Downtown Wilmington is now seeing the renewed activity as is also the case down Interstate 95 on Main Street in Newark. Two hotel projects are in the works in that area.
“There’s a tremendous amount of excitement about opportunity zones and the potential tax benefits,” said Carlos Rodriguez Sr., CEO of Miami, FL-based Driftwood. “Driftwood Acquisitions & Development has specific experience that gives us a distinct competitive advantage in this space. We’re a vertically integrated real estate firm with experience raising capital, structuring deals and developing properties, which creates economies of scale, giving us the ability to execute quickly and increase returns for our investors.”
Those advantages, he continued, also include DAD’s record with the EB-5 investor program – another specialized federal program with substantial reporting requirements.
In addition to investing in the Ft. Lauderdale and Wilmington deals, the Driftwood QOF plans to look at opportunities around the nation.
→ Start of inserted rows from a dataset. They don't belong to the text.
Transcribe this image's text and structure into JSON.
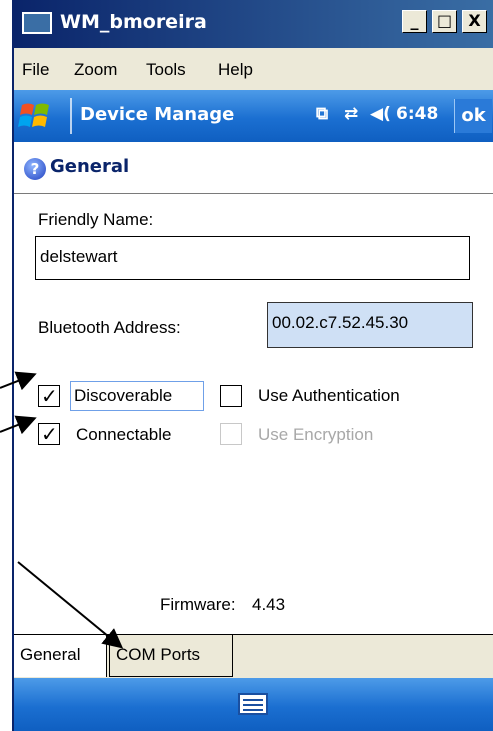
{
  "window": {
    "title": "WM_bmoreira",
    "minimize_glyph": "_",
    "maximize_glyph": "□",
    "close_glyph": "X"
  },
  "menubar": {
    "items": [
      "File",
      "Zoom",
      "Tools",
      "Help"
    ]
  },
  "navbar": {
    "title": "Device Manage",
    "status_icon_1": "⧉",
    "status_icon_2": "⇄",
    "volume_icon": "◀(",
    "time": "6:48",
    "ok_label": "ok"
  },
  "section": {
    "title": "General"
  },
  "form": {
    "friendly_name_label": "Friendly Name:",
    "friendly_name_value": "delstewart",
    "bt_address_label": "Bluetooth Address:",
    "bt_address_value": "00.02.c7.52.45.30",
    "discoverable_label": "Discoverable",
    "discoverable_checked": true,
    "use_auth_label": "Use Authentication",
    "use_auth_checked": false,
    "connectable_label": "Connectable",
    "connectable_checked": true,
    "use_encryption_label": "Use Encryption",
    "use_encryption_checked": false,
    "use_encryption_enabled": false,
    "firmware_label": "Firmware:",
    "firmware_value": "4.43",
    "check_glyph": "✓"
  },
  "tabs": {
    "items": [
      "General",
      "COM Ports"
    ],
    "active": "General"
  },
  "colors": {
    "title_bar": "#0a246a",
    "nav_bar": "#1b6fd1",
    "readonly_field": "#cfe0f5"
  }
}
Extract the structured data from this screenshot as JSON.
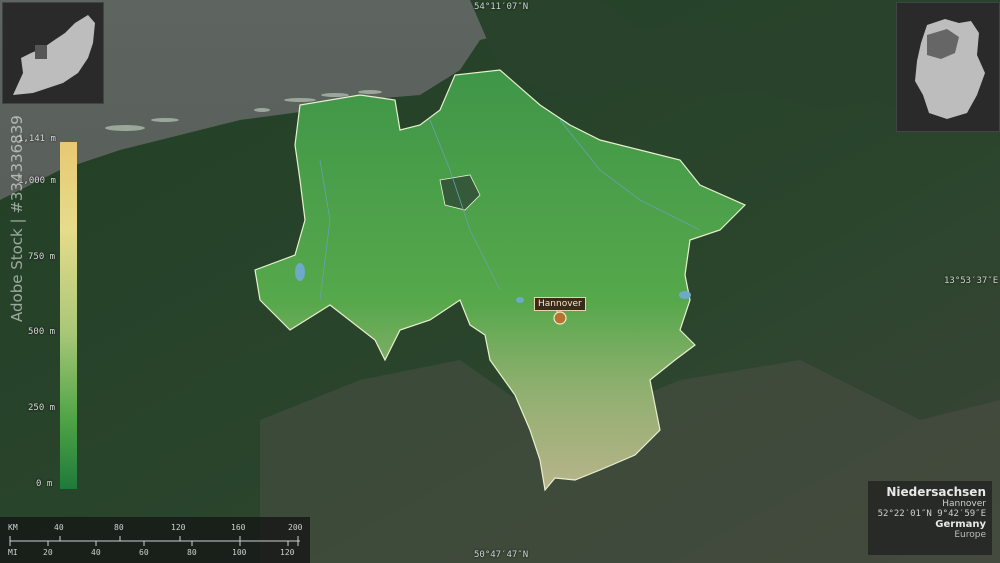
{
  "map": {
    "coords": {
      "top": "54°11′07″N",
      "bottom": "50°47′47″N",
      "right": "13°53′37″E"
    },
    "city": "Hannover"
  },
  "legend": {
    "labels": [
      "1,141 m",
      "1,000 m",
      "750 m",
      "500 m",
      "250 m",
      "0 m"
    ]
  },
  "scale": {
    "km_unit": "KM",
    "km_ticks": [
      "40",
      "80",
      "120",
      "160",
      "200"
    ],
    "mi_unit": "MI",
    "mi_ticks": [
      "20",
      "40",
      "60",
      "80",
      "100",
      "120"
    ]
  },
  "info": {
    "region": "Niedersachsen",
    "capital": "Hannover",
    "coordinates": "52°22′01″N 9°42′59″E",
    "country": "Germany",
    "continent": "Europe"
  },
  "watermark": "Adobe Stock | #334336839",
  "colors": {
    "sea": "#5c6560",
    "land_dark": "#1f3a24",
    "region_green": "#4b9e4c",
    "border_highlight": "#e8f0d0"
  }
}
“As an experienced developer and a sponsor – we maintain a 10 percent equity stake in all of our investments – we’re not going to invest in a property simply because it’s in an opportunity zone,” said Rodriguez. “The deal has to make sense regardless of the potential tax benefits. At the end of the day, opportunity zone investments require a 10-year hold period in order to maximize the tax benefits, so deals need to be underwritten responsibly.”
Since launching in 2015, Driftwood has built a portfolio that includes 18 operating hotels.